The rebels did not want the media to go any further forward, they feared that live pictures were being used by the Qaddafi forces to target them. It makes sense. Except that in our car, we were two photographers and a text reporter. There would be no “live images” coming from us. But impossible to negotiate.

The mood against journalists also seemed to be changing. As we walked, dejectedly, from the checkpoint, a man with a loud-hailer was warning those present not to talk to journalists. “Don’t attack them, but don’t tell them anything, don’t let them photograph you” he said.
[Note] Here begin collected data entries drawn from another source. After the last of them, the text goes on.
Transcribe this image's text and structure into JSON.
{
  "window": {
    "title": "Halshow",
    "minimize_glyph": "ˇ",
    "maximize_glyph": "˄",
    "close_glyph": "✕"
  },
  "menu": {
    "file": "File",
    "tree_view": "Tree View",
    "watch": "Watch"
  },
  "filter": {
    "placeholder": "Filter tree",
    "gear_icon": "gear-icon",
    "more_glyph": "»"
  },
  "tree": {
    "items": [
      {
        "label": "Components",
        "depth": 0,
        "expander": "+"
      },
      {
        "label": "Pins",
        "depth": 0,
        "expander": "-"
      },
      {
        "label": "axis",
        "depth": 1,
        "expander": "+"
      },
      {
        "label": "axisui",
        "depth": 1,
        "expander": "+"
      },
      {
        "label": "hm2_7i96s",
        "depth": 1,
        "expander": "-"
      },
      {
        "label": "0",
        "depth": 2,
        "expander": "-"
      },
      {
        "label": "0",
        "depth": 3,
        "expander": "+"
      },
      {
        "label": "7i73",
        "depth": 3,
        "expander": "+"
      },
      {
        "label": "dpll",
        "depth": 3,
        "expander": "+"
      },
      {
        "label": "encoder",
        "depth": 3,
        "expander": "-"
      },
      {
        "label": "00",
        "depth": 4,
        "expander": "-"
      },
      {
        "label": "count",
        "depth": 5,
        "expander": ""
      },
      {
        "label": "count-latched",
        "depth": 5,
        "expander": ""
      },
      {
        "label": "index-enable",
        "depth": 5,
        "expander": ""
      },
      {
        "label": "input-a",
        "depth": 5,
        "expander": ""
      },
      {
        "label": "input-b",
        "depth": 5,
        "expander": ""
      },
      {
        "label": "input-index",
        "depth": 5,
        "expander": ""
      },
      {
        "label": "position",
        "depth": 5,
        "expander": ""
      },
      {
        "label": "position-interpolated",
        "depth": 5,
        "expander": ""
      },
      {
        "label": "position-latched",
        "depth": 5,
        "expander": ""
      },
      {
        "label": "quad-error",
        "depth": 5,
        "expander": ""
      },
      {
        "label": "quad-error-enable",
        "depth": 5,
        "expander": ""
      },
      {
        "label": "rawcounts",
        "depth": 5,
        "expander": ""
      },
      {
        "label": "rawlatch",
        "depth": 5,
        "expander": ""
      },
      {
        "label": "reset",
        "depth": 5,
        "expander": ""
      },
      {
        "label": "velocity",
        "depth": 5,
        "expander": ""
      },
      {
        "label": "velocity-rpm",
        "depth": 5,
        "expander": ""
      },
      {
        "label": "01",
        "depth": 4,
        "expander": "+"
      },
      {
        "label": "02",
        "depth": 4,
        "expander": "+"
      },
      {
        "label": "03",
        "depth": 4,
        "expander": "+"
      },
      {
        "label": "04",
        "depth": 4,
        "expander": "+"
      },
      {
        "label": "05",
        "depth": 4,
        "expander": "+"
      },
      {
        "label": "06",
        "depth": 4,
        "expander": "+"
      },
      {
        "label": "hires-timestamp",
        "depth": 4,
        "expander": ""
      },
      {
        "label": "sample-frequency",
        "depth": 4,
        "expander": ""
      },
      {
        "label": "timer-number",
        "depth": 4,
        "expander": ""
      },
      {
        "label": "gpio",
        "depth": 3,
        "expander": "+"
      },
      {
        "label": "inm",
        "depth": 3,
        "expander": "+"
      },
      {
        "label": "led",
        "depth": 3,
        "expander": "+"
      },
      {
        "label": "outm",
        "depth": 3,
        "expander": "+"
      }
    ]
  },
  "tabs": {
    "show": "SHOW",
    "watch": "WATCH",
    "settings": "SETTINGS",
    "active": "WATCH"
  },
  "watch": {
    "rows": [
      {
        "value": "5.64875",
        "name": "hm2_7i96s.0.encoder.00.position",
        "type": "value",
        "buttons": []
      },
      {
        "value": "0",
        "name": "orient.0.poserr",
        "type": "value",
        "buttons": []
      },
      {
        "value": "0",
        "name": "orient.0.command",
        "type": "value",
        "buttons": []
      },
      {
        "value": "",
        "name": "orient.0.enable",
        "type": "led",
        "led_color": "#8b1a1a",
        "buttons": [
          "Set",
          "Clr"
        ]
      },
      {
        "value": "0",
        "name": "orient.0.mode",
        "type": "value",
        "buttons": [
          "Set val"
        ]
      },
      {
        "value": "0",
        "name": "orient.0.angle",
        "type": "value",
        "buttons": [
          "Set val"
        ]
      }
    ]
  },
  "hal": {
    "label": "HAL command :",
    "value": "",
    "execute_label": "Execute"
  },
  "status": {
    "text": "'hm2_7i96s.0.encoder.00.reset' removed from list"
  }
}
This was rather disconcerting, and we felt that it was time to make a sharp exit. Our driver later explained that people feared Qaddafi—or Israeli—spies amongst the ranks of the foreign press. The opposition fighters were rapidly losing ground as the loyalist forces approached Benghazi, and it was more comfortable to blame external agents than a superior army.

Back at the hospital in Ajdabiya, preparations were being made to evacuate it. Staff feared both shelling, and the advancing soldiers. Walking through the deserted corridors, we were led to a ward where the hospitals “last patient” was being evacuated; a young boy who would be taken to Benghazi. The remaining staff watched scenes from the front-line, less than 100km away, on Al-Jazeera. I wished I had made it through that checkpoint to be with them.

Less than thirty minutes after the boy’s evacuation, a wounded rebel was rushed through the doors. The hospital would not stay empty for long, it seemed. More sirens could be heard in the distance.

In the morgue of the hospital, over ten bodies lay in the freezers. All were unidentified fighters from the first week of fighting, over two weeks ago. Muslim tradition here states that the bodies should be buried before sunset, but with the identities of these men unknown, here they must rest.

And outside, a coffin lay, ready for the next casualty of the war.

The battle lines are drawing closer.